Monday, May 13, 2013







 A purge, a cleansing, a purification or a catharsis....whatever you like. Cass and I began today to do just that in our professional lives, as today was set aside as a packing day for our imminent move from the classrooms we've occupied for 11 and 12 years respectively. Oh, what a mixed feeling! Glad to be free of unwanted goods, but awful wading through the dusty back crannies and crevices in our cupboards, bookshelves and drawers to discover the most ridiculous of "keepsakes". In a professional setting, we've discovered we've both hoarded the silliest things. We pride ourselves on our minimalist living at home, but we wonder what is lurking in those back cupboards and wardrobes!

I've been most conflicted about how to dispose of professional books and materials that have laid idle for up to a decade. I did many courses in rapid succession when we first arrived and the two master's degrees obtained came with a cost of at least one textbook from each course taken, sometimes significantly more. All up, I had more than 50 texts! The education sphere spins on a giddy cycle, and when it comes around again, the material, while not really ground-breaking, has been rebadged and packaged to appeal to the modern teacher's taste for something "new". So, therefore, these lumpy tomes are unwanted and superfluous. Luckily, a "picker" amongst our colleagues noticed the growing piles of said reference books and started some boxes to accommodate them: I filled three to the brim without another's contribution!

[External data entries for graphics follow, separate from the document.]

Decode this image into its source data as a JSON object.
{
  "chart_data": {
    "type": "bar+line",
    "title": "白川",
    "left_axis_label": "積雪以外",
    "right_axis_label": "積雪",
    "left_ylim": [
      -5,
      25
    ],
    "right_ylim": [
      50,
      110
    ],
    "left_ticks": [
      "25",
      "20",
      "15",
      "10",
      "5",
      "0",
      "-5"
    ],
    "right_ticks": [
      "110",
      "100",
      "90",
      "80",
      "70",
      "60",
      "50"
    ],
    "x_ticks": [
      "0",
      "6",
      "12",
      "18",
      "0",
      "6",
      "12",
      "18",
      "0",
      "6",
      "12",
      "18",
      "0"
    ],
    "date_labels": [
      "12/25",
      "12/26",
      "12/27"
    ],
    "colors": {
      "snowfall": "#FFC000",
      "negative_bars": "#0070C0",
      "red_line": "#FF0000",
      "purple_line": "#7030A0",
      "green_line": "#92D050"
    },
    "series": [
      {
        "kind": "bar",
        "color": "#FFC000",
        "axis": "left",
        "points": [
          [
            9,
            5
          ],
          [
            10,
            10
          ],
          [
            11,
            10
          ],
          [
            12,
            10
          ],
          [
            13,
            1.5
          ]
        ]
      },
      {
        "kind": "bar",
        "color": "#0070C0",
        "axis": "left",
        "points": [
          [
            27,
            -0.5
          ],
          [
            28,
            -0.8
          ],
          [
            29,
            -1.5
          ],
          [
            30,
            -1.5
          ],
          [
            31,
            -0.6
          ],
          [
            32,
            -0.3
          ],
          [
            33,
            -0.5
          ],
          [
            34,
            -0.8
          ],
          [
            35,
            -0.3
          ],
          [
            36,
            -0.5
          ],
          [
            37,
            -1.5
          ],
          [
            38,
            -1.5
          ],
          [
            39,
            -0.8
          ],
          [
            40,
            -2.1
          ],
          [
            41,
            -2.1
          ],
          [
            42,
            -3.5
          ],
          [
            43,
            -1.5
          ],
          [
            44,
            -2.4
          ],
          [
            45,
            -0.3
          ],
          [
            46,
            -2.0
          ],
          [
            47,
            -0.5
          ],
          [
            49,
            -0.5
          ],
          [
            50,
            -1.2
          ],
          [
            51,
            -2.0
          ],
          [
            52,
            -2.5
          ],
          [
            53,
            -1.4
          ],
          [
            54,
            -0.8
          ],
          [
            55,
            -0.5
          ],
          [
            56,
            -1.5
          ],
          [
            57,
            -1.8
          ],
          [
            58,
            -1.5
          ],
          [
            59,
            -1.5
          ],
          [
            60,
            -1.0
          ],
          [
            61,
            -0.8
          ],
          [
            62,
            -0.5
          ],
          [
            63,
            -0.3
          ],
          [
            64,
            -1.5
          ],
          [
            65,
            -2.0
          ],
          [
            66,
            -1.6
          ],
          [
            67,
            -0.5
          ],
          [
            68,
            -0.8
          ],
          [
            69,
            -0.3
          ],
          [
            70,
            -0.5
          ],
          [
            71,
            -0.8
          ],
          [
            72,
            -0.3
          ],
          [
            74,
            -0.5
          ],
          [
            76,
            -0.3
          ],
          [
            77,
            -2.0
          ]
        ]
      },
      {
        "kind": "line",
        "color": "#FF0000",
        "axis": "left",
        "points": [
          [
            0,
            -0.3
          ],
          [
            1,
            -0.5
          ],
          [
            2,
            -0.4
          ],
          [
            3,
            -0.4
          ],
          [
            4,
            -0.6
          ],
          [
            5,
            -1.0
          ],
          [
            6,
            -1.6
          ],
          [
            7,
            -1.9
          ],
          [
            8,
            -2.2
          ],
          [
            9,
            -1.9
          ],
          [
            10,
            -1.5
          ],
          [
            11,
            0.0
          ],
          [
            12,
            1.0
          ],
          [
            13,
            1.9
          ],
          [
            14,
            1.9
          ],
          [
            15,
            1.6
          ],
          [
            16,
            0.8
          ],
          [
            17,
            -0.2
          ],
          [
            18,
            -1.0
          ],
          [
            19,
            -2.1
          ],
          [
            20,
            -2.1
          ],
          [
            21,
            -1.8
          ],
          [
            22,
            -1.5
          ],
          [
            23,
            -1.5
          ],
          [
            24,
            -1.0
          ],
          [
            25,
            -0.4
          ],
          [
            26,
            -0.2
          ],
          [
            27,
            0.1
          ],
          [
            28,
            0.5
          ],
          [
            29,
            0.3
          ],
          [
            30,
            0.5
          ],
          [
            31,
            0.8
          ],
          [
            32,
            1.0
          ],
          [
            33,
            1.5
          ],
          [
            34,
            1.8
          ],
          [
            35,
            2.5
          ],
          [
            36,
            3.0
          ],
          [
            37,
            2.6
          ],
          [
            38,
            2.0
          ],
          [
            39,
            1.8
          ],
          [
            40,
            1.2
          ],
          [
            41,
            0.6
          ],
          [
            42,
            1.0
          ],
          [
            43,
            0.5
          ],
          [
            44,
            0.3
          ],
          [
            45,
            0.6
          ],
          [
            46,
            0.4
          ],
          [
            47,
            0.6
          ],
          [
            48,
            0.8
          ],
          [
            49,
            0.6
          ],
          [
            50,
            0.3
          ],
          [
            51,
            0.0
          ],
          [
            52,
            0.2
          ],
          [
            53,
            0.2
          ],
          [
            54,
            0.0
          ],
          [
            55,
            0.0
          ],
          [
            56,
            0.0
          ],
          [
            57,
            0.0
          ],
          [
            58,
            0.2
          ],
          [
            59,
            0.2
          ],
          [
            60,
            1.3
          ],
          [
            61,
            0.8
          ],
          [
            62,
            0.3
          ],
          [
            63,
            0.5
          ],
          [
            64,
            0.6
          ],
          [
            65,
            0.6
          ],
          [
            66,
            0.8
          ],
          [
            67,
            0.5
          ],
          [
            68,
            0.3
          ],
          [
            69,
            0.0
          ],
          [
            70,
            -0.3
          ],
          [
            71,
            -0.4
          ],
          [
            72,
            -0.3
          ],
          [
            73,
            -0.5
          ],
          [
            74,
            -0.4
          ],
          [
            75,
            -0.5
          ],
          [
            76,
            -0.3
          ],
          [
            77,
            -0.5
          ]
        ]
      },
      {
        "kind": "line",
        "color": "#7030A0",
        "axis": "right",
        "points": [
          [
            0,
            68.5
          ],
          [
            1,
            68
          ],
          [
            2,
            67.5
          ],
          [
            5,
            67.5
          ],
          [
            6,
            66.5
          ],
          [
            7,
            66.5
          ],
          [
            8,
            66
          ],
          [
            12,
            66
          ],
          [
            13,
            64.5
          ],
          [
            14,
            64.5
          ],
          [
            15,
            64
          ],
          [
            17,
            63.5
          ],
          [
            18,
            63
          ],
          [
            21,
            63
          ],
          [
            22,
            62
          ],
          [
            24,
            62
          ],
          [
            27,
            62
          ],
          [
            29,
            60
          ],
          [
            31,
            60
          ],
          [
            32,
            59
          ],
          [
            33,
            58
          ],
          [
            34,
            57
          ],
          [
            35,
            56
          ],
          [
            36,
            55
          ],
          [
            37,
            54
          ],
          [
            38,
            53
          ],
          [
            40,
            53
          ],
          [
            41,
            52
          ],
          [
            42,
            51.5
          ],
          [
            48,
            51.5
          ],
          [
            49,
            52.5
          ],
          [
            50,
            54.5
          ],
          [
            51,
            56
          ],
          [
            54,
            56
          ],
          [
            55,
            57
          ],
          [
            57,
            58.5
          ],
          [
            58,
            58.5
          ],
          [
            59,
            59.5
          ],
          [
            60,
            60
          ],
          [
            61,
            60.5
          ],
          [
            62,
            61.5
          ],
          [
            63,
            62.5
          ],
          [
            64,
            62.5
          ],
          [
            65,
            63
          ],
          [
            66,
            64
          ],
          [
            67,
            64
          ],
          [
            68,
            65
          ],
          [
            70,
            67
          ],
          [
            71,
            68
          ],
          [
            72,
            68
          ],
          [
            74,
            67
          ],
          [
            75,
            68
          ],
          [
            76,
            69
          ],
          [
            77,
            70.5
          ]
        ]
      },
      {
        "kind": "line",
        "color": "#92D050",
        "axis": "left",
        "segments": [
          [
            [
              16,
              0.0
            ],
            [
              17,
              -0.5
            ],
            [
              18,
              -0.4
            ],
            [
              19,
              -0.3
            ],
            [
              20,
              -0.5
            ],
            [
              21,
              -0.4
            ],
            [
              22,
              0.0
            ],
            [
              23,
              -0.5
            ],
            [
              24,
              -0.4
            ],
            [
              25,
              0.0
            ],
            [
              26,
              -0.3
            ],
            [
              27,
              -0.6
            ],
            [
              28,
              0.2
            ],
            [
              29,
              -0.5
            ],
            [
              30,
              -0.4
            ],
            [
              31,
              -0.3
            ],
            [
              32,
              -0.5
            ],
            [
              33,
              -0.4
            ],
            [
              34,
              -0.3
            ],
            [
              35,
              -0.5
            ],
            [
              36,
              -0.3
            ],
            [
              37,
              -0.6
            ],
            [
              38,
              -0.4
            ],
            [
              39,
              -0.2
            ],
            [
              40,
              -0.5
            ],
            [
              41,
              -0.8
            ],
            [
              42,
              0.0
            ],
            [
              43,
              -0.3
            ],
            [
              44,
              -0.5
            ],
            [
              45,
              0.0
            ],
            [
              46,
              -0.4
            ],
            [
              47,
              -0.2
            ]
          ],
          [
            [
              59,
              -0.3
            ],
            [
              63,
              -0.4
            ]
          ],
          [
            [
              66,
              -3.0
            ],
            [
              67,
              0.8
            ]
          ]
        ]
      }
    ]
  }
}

Kids' books and materials were a different matter: we are boxing them up to be sent to needier schools in Taiwan or overseas and the stack of boxes continues to mount. Well resourced schools like ours can afford to get the latest and greatest at regular intervals, but we don't have a purge like this very often. Due to the new high school building now being in full operation, the middle and lower schools are "migrating" into some of their old spaces. Cass and I are both sad to leave our current spaces, but we've been lucky to stay put as long as we have, I suppose. I'll be moving to a purpose renovated "half" class, split down the middle which will result in a long narrow room: not the ideal teaching space in my opinion but the powers that be have different ideas. Cass will move down a floor and away to the south. Her space is similar in size, but the orientation has thrown her a bit: it's the opposite to what she had before! The movers will move all the boxes over June/July while we're on our long break and we'll have all the immense joy of unpacking and setting up again when we get back in August!

This weekend was a soggy sock of a thing and although we managed to get out and away to the magnificent Pizzeria Oggi on Saturday, we stayed pretty much inside in the dry. We watched multiple episodes of the critically acclaimed "Top of the Lake" and were excited to spot scenes filmed in Queenstown and Naseby, reminding us of our trip there with Ross and Ains.

Even though the end of the semester is still 4 weeks away, there are signs (apart from our packing) that the school year is starting its inexorable hurtle downhill to the finish line. Cass is moving into the last units of study with her kids and I'm actually involved in one-on-one testing all this week. After that in the next couple of weeks, we'll be tasked with grading and report writing, all the while fulfilling our social obligations with the obligatory whirl of year-end parties and farewells. We'll definitely be ready to get on that plane in early June!

Photos: one of my 5th graders goes Spiderman near the toilets, that "stiletto" is actually made totally from sugar and adorned a colleague's 30th birthday cake! Cass cracked the next to last bottle of precious Peck's. Mary loves her box (specially imported from Germany with my "lost" puffy jacket inside!) while Virg yawns and poses for a facial close-up.